We introduce the following natural generalization of trace reconstruction, parameterized by a deletion probability $\delta \in (0,1)$ and length $n$: There is a length $n$ string of probabilities, $S=p_1,\ldots,p_n,$ and each "trace" is obtained by 1) sampling a length $n$ binary string whose $i$th coordinate is independently set to 1 with probability $p_i$ and 0 otherwise, and then 2) deleting each of the binary values independently with probability $\delta$, and returning the corresponding binary string of length $\le n$. The goal is to recover an estimate of $S$ from a set of independently drawn traces. In the case that all $p_i \in \{0,1\}$ this is the standard trace reconstruction problem. We show two complementary results. First, for worst-case strings $S$ and any deletion probability at least order $1/\sqrt{n}$, no algorithm can approximate $S$ to constant $\ell_\infty$ distance or $\ell_1$ distance $o(\sqrt n)$ using fewer than $2^{\Omega(\sqrt{n})}$ traces. Second -- as in the case for standard trace reconstruction -- reconstruction is easy for random $S$: for any sufficiently small constant deletion probability, and any $\epsilon>0$, drawing each $p_i$ independently from the uniform distribution over $[0,1]$, with high probability $S$ can be recovered to $\ell_1$ error $\epsilon$ using $\mathrm{poly}(n,1/\epsilon)$ traces and computation time. We show indistinguishability in our lower bound by regarding a complicated alternating sum (comparing two distributions) as the Fourier transformation of some function evaluated at $\pm \pi,$ and then showing that the Fourier transform decays rapidly away from zero by analyzing its moment generating function.

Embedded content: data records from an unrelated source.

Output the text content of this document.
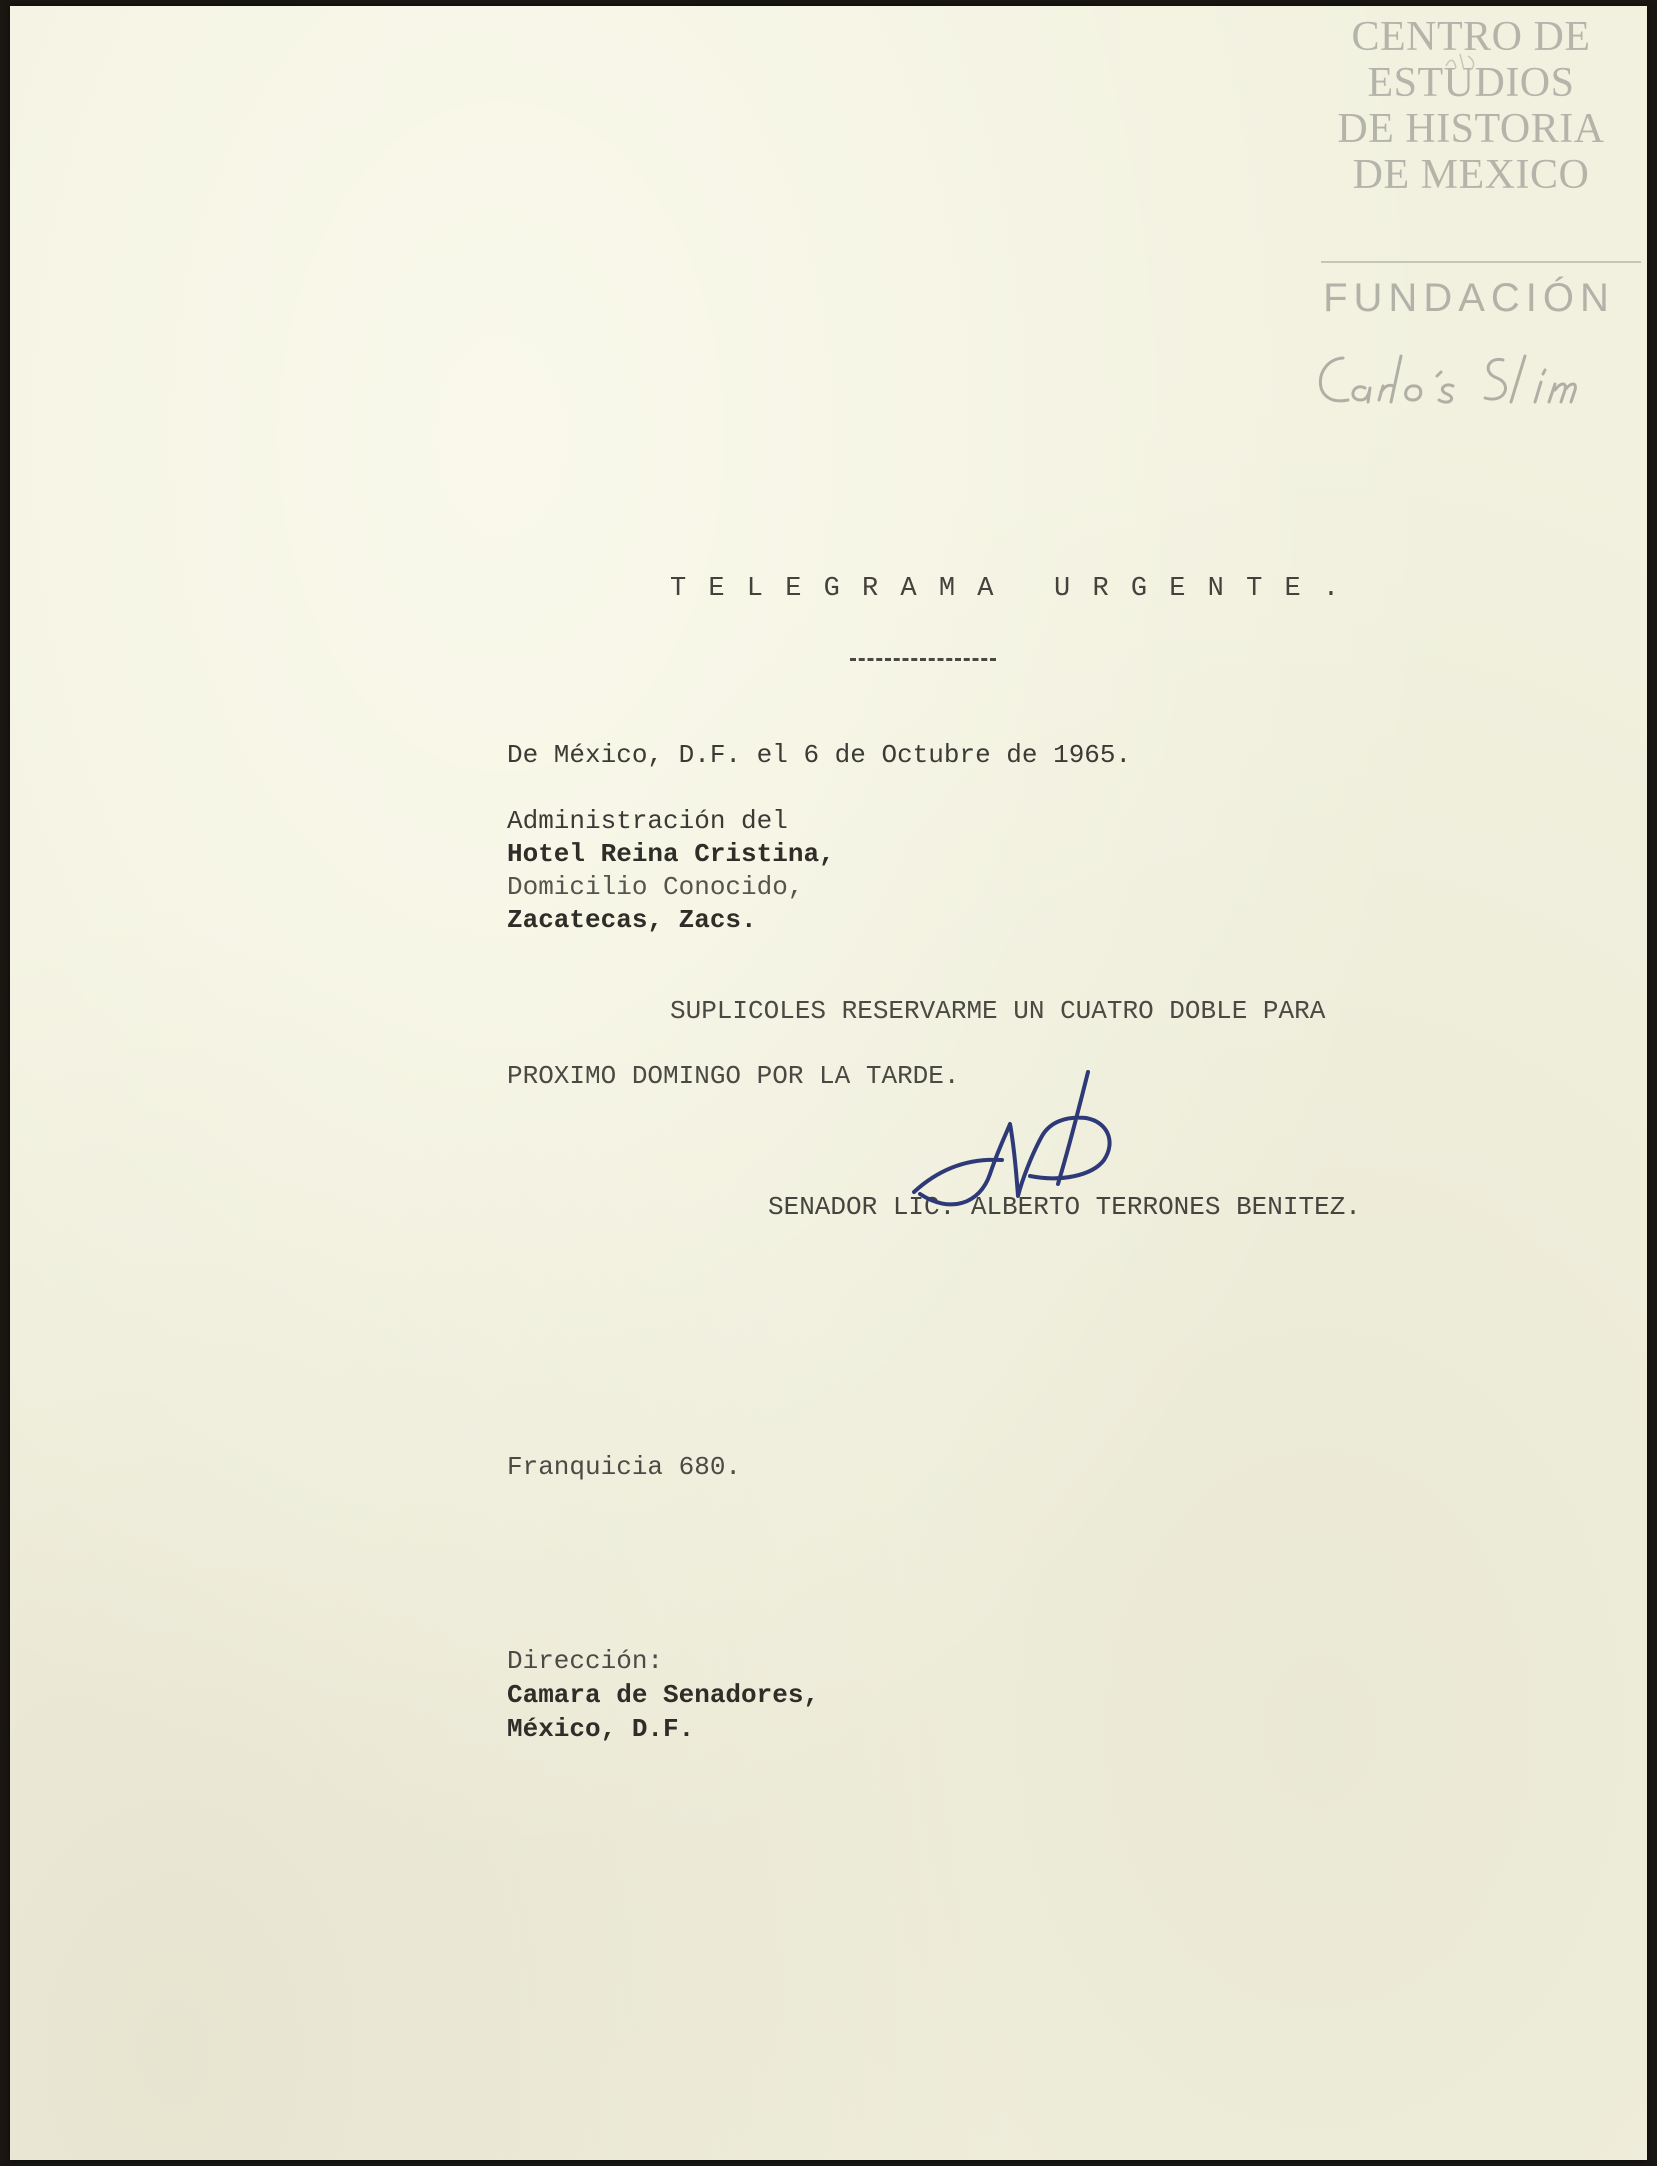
CENTRO DE
ESTUDIOS
DE HISTORIA
DE MEXICO
FUNDACIÓN
T E L E G R A M A   U R G E N T E .
De México, D.F. el 6 de Octubre de 1965.
Administración del
Hotel Reina Cristina,
Domicilio Conocido,
Zacatecas, Zacs.
SUPLICOLES RESERVARME UN CUATRO DOBLE PARA
PROXIMO DOMINGO POR LA TARDE.
SENADOR LIC. ALBERTO TERRONES BENITEZ.
Franquicia 680.
Dirección:
Camara de Senadores,
México, D.F.
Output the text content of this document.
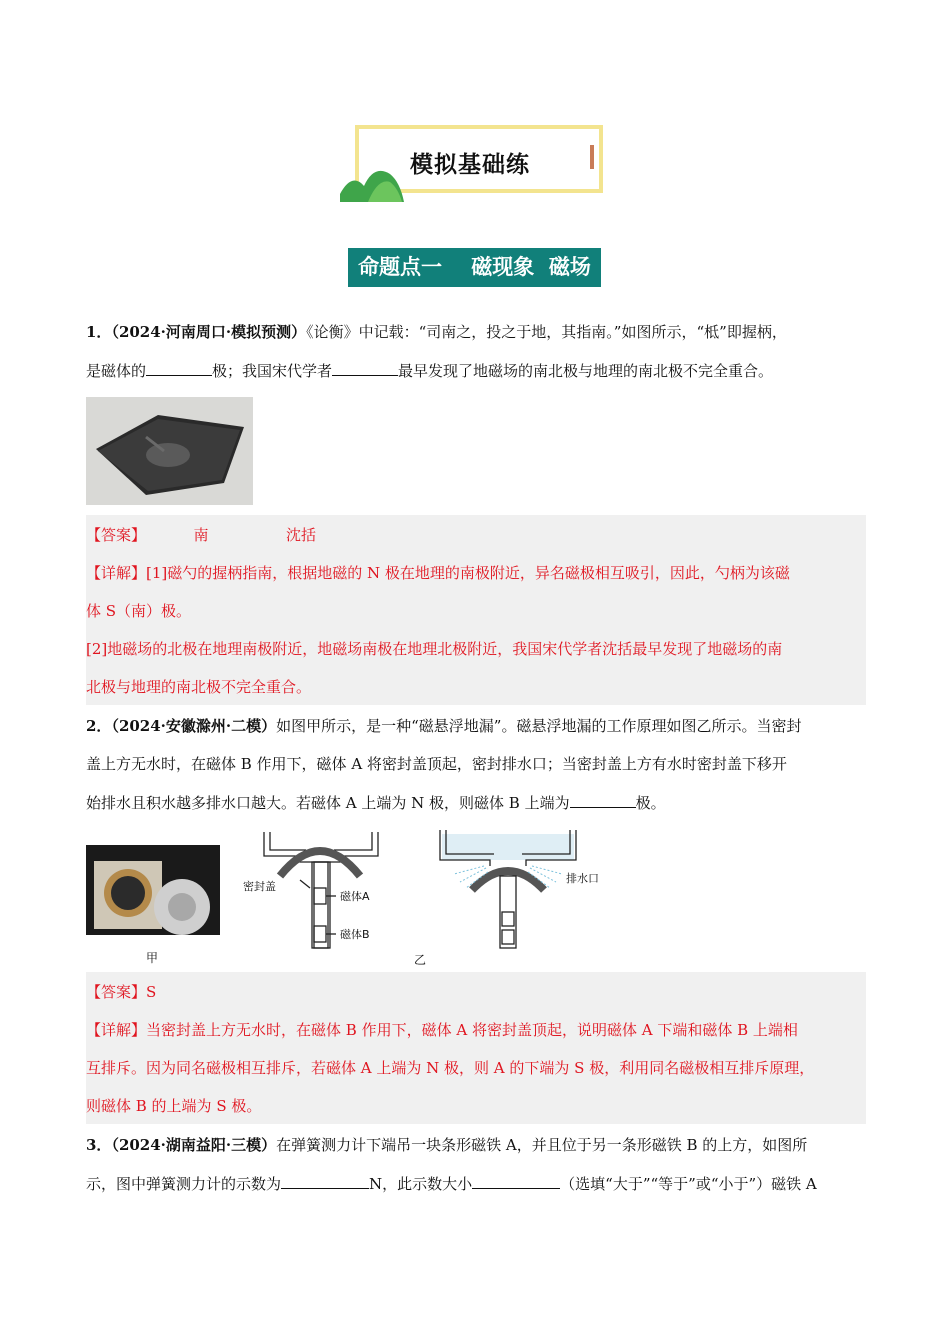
模拟基础练
命题点一    磁现象  磁场
1．（2024·河南周口·模拟预测）《论衡》中记载：“司南之，投之于地，其指南。”如图所示，“柢”即握柄，
是磁体的	极；我国宋代学者	最早发现了地磁场的南北极与地理的南北极不完全重合。
【答案】	南	沈括
【详解】[1]磁勺的握柄指南，根据地磁的 N 极在地理的南极附近，异名磁极相互吸引，因此，勺柄为该磁
体 S（南）极。
[2]地磁场的北极在地理南极附近，地磁场南极在地理北极附近，我国宋代学者沈括最早发现了地磁场的南
北极与地理的南北极不完全重合。
2．（2024·安徽滁州·二模）如图甲所示，是一种“磁悬浮地漏”。磁悬浮地漏的工作原理如图乙所示。当密封
盖上方无水时，在磁体 B 作用下，磁体 A 将密封盖顶起，密封排水口；当密封盖上方有水时密封盖下移开
始排水且积水越多排水口越大。若磁体 A 上端为 N 极，则磁体 B 上端为	极。
甲
密封盖
磁体A
磁体B
排水口
乙
【答案】S
【详解】当密封盖上方无水时，在磁体 B 作用下，磁体 A 将密封盖顶起，说明磁体 A 下端和磁体 B 上端相
互排斥。因为同名磁极相互排斥，若磁体 A 上端为 N 极，则 A 的下端为 S 极，利用同名磁极相互排斥原理，
则磁体 B 的上端为 S 极。
3．（2024·湖南益阳·三模）在弹簧测力计下端吊一块条形磁铁 A，并且位于另一条形磁铁 B 的上方，如图所
示，图中弹簧测力计的示数为	N，此示数大小	（选填“大于”“等于”或“小于”）磁铁 A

翻译：我们引入以下迹重构问题的自然推广，其参数为删除概率 $\delta \in (0,1)$ 和长度 $n$：存在一个长度为 $n$ 的概率字符串 $S=p_1,\ldots,p_n$，每条"迹"的生成方式为：1) 采样一个长度为 $n$ 的二进制字符串，其第 $i$ 位以概率 $p_i$ 独立设置为 1，否则为 0；然后 2) 以概率 $\delta$ 独立删除每个二进制值，并返回相应的长度 $\le n$ 的二进制字符串。目标是从一组独立抽取的迹中恢复 $S$ 的估计。当所有 $p_i \in \{0,1\}$ 时，即为标准迹重构问题。我们展示了两个互补的结果。首先，对于最坏情况下的字符串 $S$ 以及任何删除概率至少为 $1/\sqrt{n}$ 量级时，任何算法都无法使用少于 $2^{\Omega(\sqrt{n})}$ 条迹，以常数 $\ell_\infty$ 距离或 $o(\sqrt n)$ 的 $\ell_1$ 距离近似 $S$。其次——与标准迹重构的情况类似——对于随机的 $S$，重构是容易的：对于任何足够小的常数删除概率以及任意 $\epsilon>0$，若每个 $p_i$ 独立地从 $[0,1]$ 上的均匀分布中抽取，则高概率下可以使用 $\mathrm{poly}(n,1/\epsilon)$ 条迹和计算时间将 $S$ 恢复至 $\ell_1$ 误差 $\epsilon$。我们通过将一个复杂的交错和（比较两个分布）视为某个函数在 $\pm \pi$ 处的傅里叶变换，然后通过分析其矩生成函数证明该傅里叶变换在远离零点处快速衰减，从而证明了我们下界中的不可区分性。